Вечером начинается игра в кости. Играют все, кому не лень. Бросают из кубков фишки слоновой кости, а ставка, раньше в один асс, теперь доходит до четырехсот сестерциев, но бывает, конечно, и выше, — у кого как набит карман. Сначала сражаются лишь несколько косматых писак. Но потом закипают страсти, начинается серьезная игра. Появляются два-три поэта, последнее время сорящие направо-налево деньгами, несколько видных актеров, среди них и Антиох, страстный игрок, сыплющий на стол золотые монеты. Ему здесь почет и уважение. В театре Марцелла он получает в год шестьсот тысяч сестерциев.
Слышны выкрики игроков, объявляющих ставки, их реплики.
— Собака, собачий бросок, — раздаются голоса. — Ты проиграл.
И одинокий голос:
— Бросок Венеры. Я выиграл.
Выигрывает поэт Софокл, заморыш, загребающий деньги лопатой, — ему ведь всегда везет, он научился необыкновенно удачно перемешивать кости и никому не выдает своего секрета.
Софокл — грек; его глаза без ресниц красны от бессонницы; он любит похваляться близким родством с великим трагиком, что, впрочем, нельзя проверить; одни принимают это на веру, другие нет, смотря по тому, выигрывает он или проигрывает.
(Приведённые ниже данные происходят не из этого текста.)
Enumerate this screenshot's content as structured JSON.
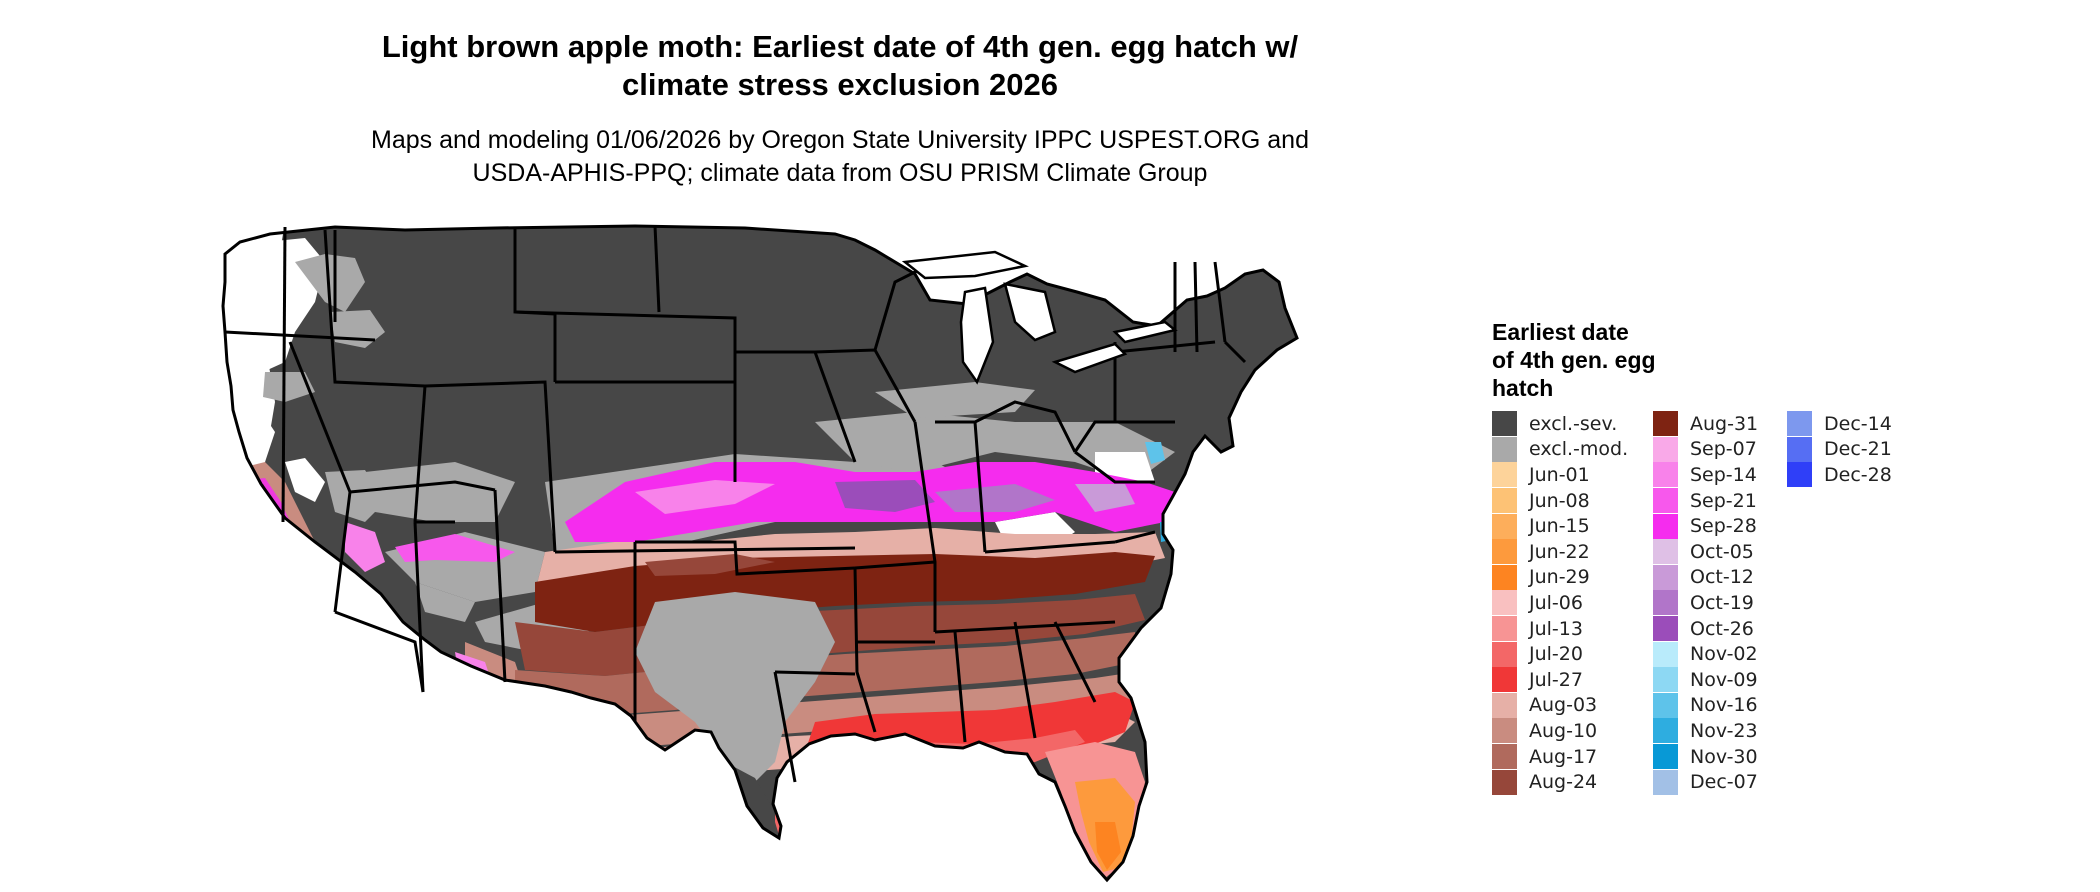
{
  "title_lines": [
    "Light brown apple moth: Earliest date of 4th gen. egg hatch w/",
    "climate stress exclusion 2026"
  ],
  "subtitle_lines": [
    "Maps and modeling 01/06/2026 by Oregon State University IPPC USPEST.ORG and",
    "USDA-APHIS-PPQ; climate data from OSU PRISM Climate Group"
  ],
  "legend": {
    "title_lines": [
      "Earliest date",
      "of 4th gen. egg",
      "hatch"
    ],
    "columns": [
      [
        {
          "label": "excl.-sev.",
          "color": "#474747"
        },
        {
          "label": "excl.-mod.",
          "color": "#a9a9a9"
        },
        {
          "label": "Jun-01",
          "color": "#fdd39a"
        },
        {
          "label": "Jun-08",
          "color": "#fdc275"
        },
        {
          "label": "Jun-15",
          "color": "#fdae5b"
        },
        {
          "label": "Jun-22",
          "color": "#fd9a3d"
        },
        {
          "label": "Jun-29",
          "color": "#fd8421"
        },
        {
          "label": "Jul-06",
          "color": "#f9c0c0"
        },
        {
          "label": "Jul-13",
          "color": "#f79494"
        },
        {
          "label": "Jul-20",
          "color": "#f36767"
        },
        {
          "label": "Jul-27",
          "color": "#f03737"
        },
        {
          "label": "Aug-03",
          "color": "#e6b0a7"
        },
        {
          "label": "Aug-10",
          "color": "#c98c80"
        },
        {
          "label": "Aug-17",
          "color": "#b06a5d"
        },
        {
          "label": "Aug-24",
          "color": "#96473a"
        }
      ],
      [
        {
          "label": "Aug-31",
          "color": "#7e2312"
        },
        {
          "label": "Sep-07",
          "color": "#f9a9e8"
        },
        {
          "label": "Sep-14",
          "color": "#f882ea"
        },
        {
          "label": "Sep-21",
          "color": "#f758ec"
        },
        {
          "label": "Sep-28",
          "color": "#f52cee"
        },
        {
          "label": "Oct-05",
          "color": "#dfc0e6"
        },
        {
          "label": "Oct-12",
          "color": "#c99ad8"
        },
        {
          "label": "Oct-19",
          "color": "#b175c9"
        },
        {
          "label": "Oct-26",
          "color": "#9b4dba"
        },
        {
          "label": "Nov-02",
          "color": "#b9ebfb"
        },
        {
          "label": "Nov-09",
          "color": "#8dd8f3"
        },
        {
          "label": "Nov-16",
          "color": "#5ec3ea"
        },
        {
          "label": "Nov-23",
          "color": "#2eade0"
        },
        {
          "label": "Nov-30",
          "color": "#0899d6"
        },
        {
          "label": "Dec-07",
          "color": "#a2c0e6"
        }
      ],
      [
        {
          "label": "Dec-14",
          "color": "#7d98ee"
        },
        {
          "label": "Dec-21",
          "color": "#566ef3"
        },
        {
          "label": "Dec-28",
          "color": "#2f3ff8"
        }
      ]
    ]
  }
}
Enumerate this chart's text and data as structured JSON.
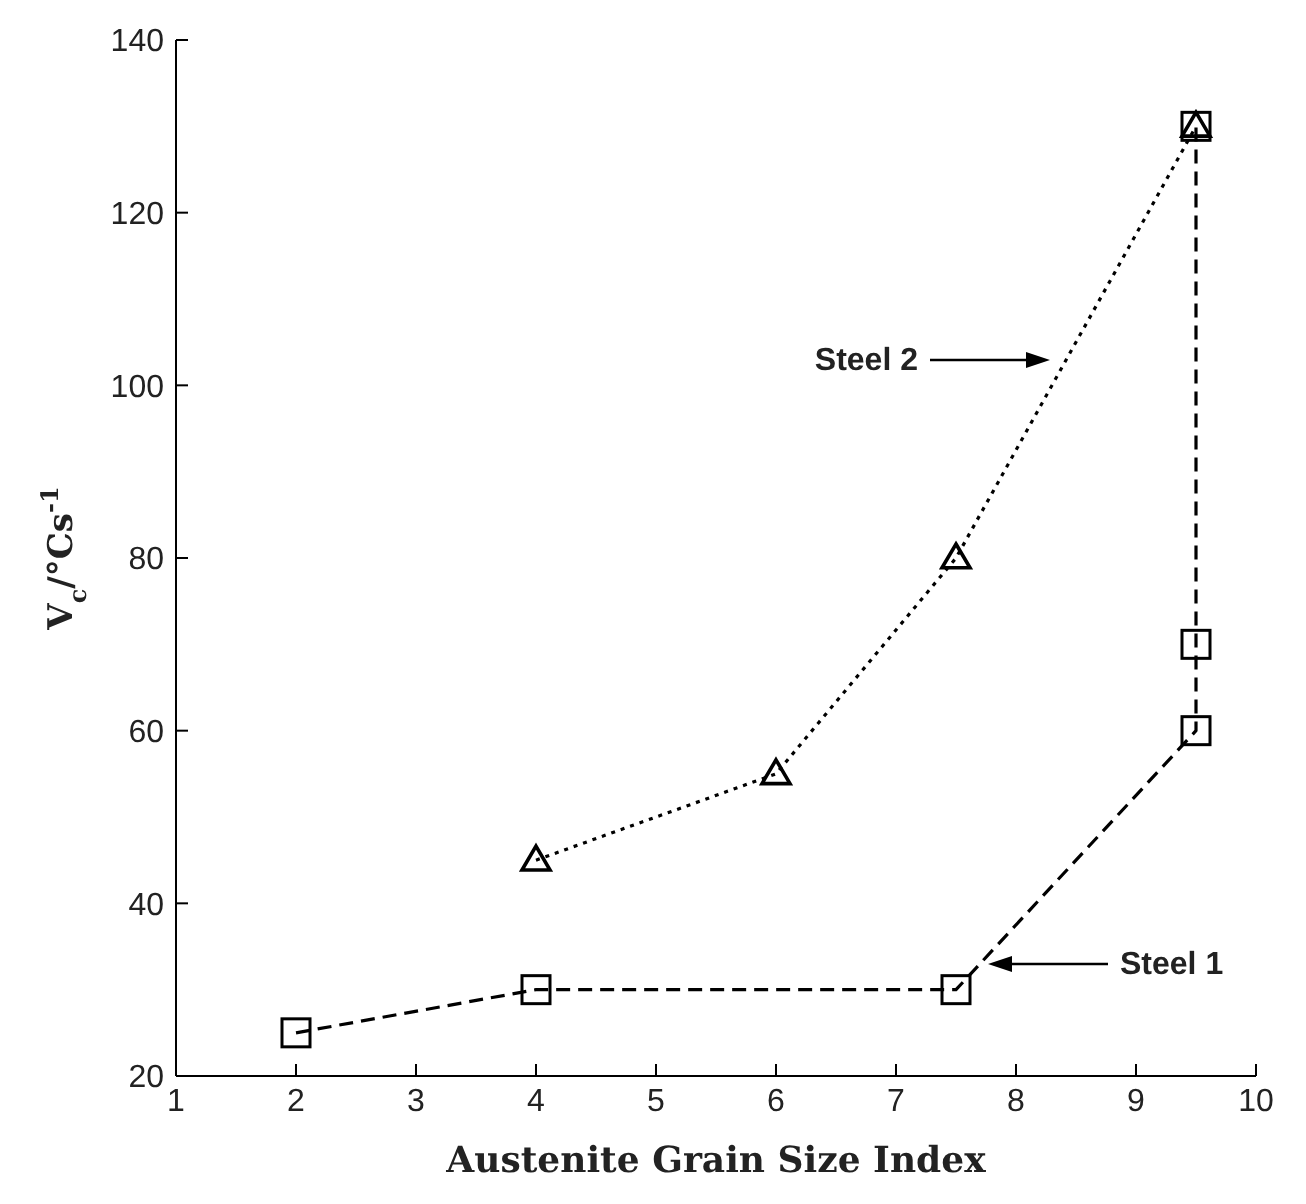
{
  "chart_data": {
    "type": "line",
    "xlabel": "Austenite Grain Size Index",
    "ylabel": "V$_{c}$/°Cs$^{-1}$",
    "xlim": [
      1,
      10
    ],
    "xticks": [
      1,
      2,
      3,
      4,
      5,
      6,
      7,
      8,
      9,
      10
    ],
    "ylim": [
      20,
      140
    ],
    "yticks": [
      20,
      40,
      60,
      80,
      100,
      120,
      140
    ],
    "grid": false,
    "legend": false,
    "annotations": [
      "Steel 2",
      "Steel 1"
    ],
    "series": [
      {
        "color": "#000000",
        "marker": "square",
        "line_style": "dashed",
        "x": [
          2,
          4,
          7.5,
          9.5,
          9.5,
          9.5
        ],
        "values": [
          25,
          30,
          30,
          60,
          70,
          130
        ]
      },
      {
        "color": "#000000",
        "marker": "triangle",
        "line_style": "dotted",
        "x": [
          4,
          6,
          7.5,
          9.5
        ],
        "values": [
          45,
          55,
          80,
          130
        ]
      }
    ]
  }
}
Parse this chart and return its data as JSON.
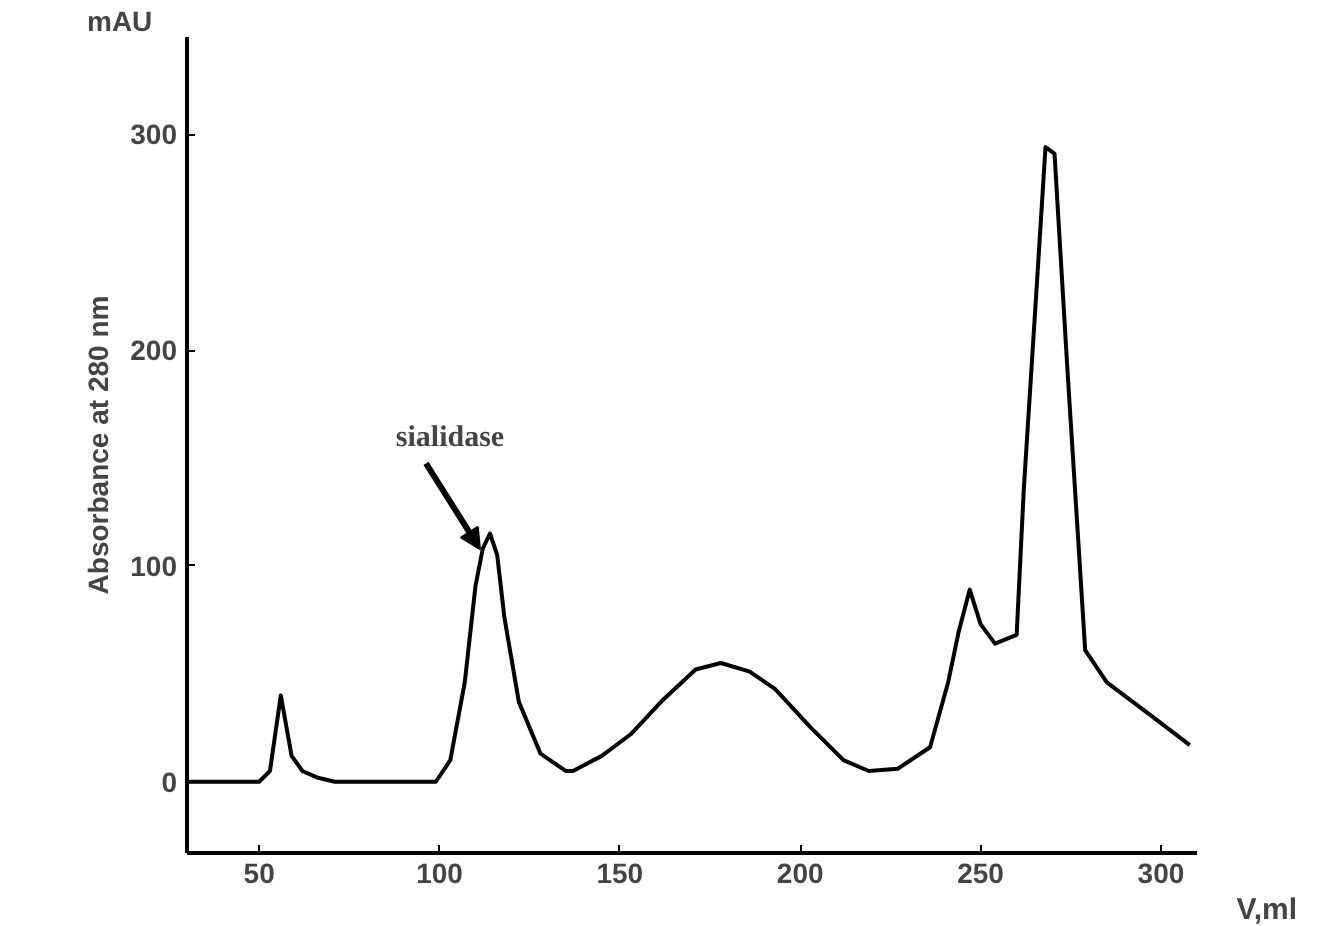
{
  "chart_data": {
    "type": "line",
    "xlabel": "V,ml",
    "ylabel": "Absorbance at 280 nm",
    "annotations": [
      "mAU",
      {
        "text": "sialidase",
        "x": 114,
        "y": 115
      }
    ],
    "x": [
      30,
      50,
      53,
      56,
      59,
      62,
      66,
      71,
      85,
      99,
      103,
      107,
      110,
      112,
      114,
      116,
      118,
      122,
      128,
      135,
      137,
      145,
      153,
      162,
      171,
      178,
      186,
      193,
      203,
      212,
      219,
      227,
      236,
      241,
      244,
      247,
      250,
      254,
      260,
      262,
      266,
      268,
      270.5,
      274,
      279,
      285,
      297,
      308
    ],
    "series": [
      {
        "color": "#000000",
        "values": [
          0,
          0,
          5,
          40,
          12,
          5,
          2,
          0,
          0,
          0,
          10,
          46,
          91,
          108,
          115,
          105,
          76,
          37,
          13,
          5,
          5,
          12,
          22,
          38,
          52,
          55,
          51,
          43,
          25,
          10,
          5,
          6,
          16,
          46,
          70,
          89,
          73,
          64,
          68,
          136,
          241,
          294,
          291,
          193,
          61,
          46,
          31,
          17
        ]
      }
    ],
    "xlim": [
      30,
      310
    ],
    "ylim": [
      -33,
      345
    ],
    "xticks": [
      50,
      100,
      150,
      200,
      250,
      300
    ],
    "yticks": [
      0,
      100,
      200,
      300
    ],
    "grid": false,
    "marker": "none",
    "line_style": "solid"
  }
}
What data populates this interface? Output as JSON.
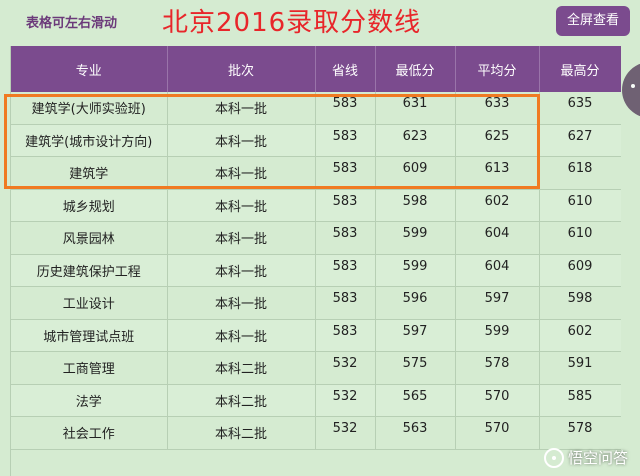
{
  "header": {
    "hint": "表格可左右滑动",
    "title": "北京2016录取分数线",
    "fullscreen_label": "全屏查看"
  },
  "table": {
    "columns": [
      "专业",
      "批次",
      "省线",
      "最低分",
      "平均分",
      "最高分"
    ],
    "rows": [
      [
        "建筑学(大师实验班)",
        "本科一批",
        "583",
        "631",
        "633",
        "635"
      ],
      [
        "建筑学(城市设计方向)",
        "本科一批",
        "583",
        "623",
        "625",
        "627"
      ],
      [
        "建筑学",
        "本科一批",
        "583",
        "609",
        "613",
        "618"
      ],
      [
        "城乡规划",
        "本科一批",
        "583",
        "598",
        "602",
        "610"
      ],
      [
        "风景园林",
        "本科一批",
        "583",
        "599",
        "604",
        "610"
      ],
      [
        "历史建筑保护工程",
        "本科一批",
        "583",
        "599",
        "604",
        "609"
      ],
      [
        "工业设计",
        "本科一批",
        "583",
        "596",
        "597",
        "598"
      ],
      [
        "城市管理试点班",
        "本科一批",
        "583",
        "597",
        "599",
        "602"
      ],
      [
        "工商管理",
        "本科二批",
        "532",
        "575",
        "578",
        "591"
      ],
      [
        "法学",
        "本科二批",
        "532",
        "565",
        "570",
        "585"
      ],
      [
        "社会工作",
        "本科二批",
        "532",
        "563",
        "570",
        "578"
      ]
    ]
  },
  "watermark": "悟空问答",
  "colors": {
    "header_bg": "#7b4b8e",
    "title": "#e8262a",
    "highlight": "#f07a22",
    "page_bg": "#d5ebd1"
  }
}
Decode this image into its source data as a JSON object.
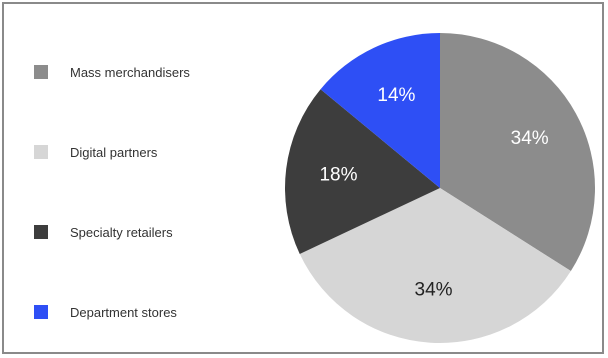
{
  "chart_data": {
    "type": "pie",
    "categories": [
      "Mass merchandisers",
      "Digital partners",
      "Specialty retailers",
      "Department stores"
    ],
    "values": [
      34,
      34,
      18,
      14
    ],
    "labels": [
      "34%",
      "34%",
      "18%",
      "14%"
    ],
    "colors": [
      "#8c8c8c",
      "#d6d6d6",
      "#3d3d3d",
      "#2e4ff5"
    ],
    "label_colors": [
      "#ffffff",
      "#222222",
      "#ffffff",
      "#ffffff"
    ],
    "start_angle_deg": 0,
    "direction": "clockwise",
    "legend_position": "left"
  }
}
Тем не менее живет он лишь этой славой, потому что ни петь, ни писать не умеет, — никто, по крайней мере, не читал ни одного произведения Софокла, и речь его не похожа на речь поэта. Врет напропалую, свою родословную возводит к богам. Жадный и себялюбивый.
Рядом с ним сидит Транион, актеришка из театра Бальба, подражающий за сценой собачьему лаю; славясь своим невезением, он заключил когда-то тайный союз со своим удачливым другом. Софокл давно уже ему не подыгрывает, но дружба их из-за этого не ослабла.
Позже приходит Бубульк, мультимиллионер, торговец шерстью, который, познакомившись здесь с императором, стал придворным поставщиком и столько наворовал, что с самыми известными богачами может соперничать.
Ему принадлежит дом в Риме, вилла в Сабинской области с оливковой рощей, рыбным садком, плодовым садом и огромными земельными угодьями, где разводят овец, стригут шерсть, сеют и жнут арендаторы. Нет счету его стадам и табунам. Он сам не знает размеров своего состояния. С тех пор как император отпустил его на волю, он отвык от работы, и руки раба, прежде копавшиеся в навозе, стали нежными, тонкими; происхождение его выдают теперь только щербатые ногти и короткие пальцы, перебирающие несметные миллионы. Лоб у него узкий, упрямый. А в глазах мелькает натянутая улыбка, — он пытается произвести благоприятное впечатление на собеседников. Лицо огромное, как у египетского бегемота.
Кичась богатством, Бубульк щеголяет в самых дорогих тогах, скрывающих уродство фигуры, и пальцы его не гнутся от множества перстней с драгоценными камнями. Впрочем, он старается во всем идти в ногу со временем. Едва умея читать, не понимая ни слова по-гречески, приобрел замечательную библиотеку, занимающую несколько комнат с полками кедрового дерева, и скупает редкие рукописи, папирусы, которые только в одном экземпляре можно найти на Форуме у братьев Сосиев, упоминаемых Горацием[32]. В своем особняке он устроил театр, где выступает вместе с женой, ученицей Париса и Зодика. Его сыновей обучает Фанний так, как это принято в «Обществе римских кифаредов», где стихи декламируют ученики и сами знаменитые поэты читают свои последние произведения. В этом клубе, заложившем основу его благосостояния, он, помня, чем обязан писателям, забывает о чванстве, становится приветливым, скромным, снисходительным.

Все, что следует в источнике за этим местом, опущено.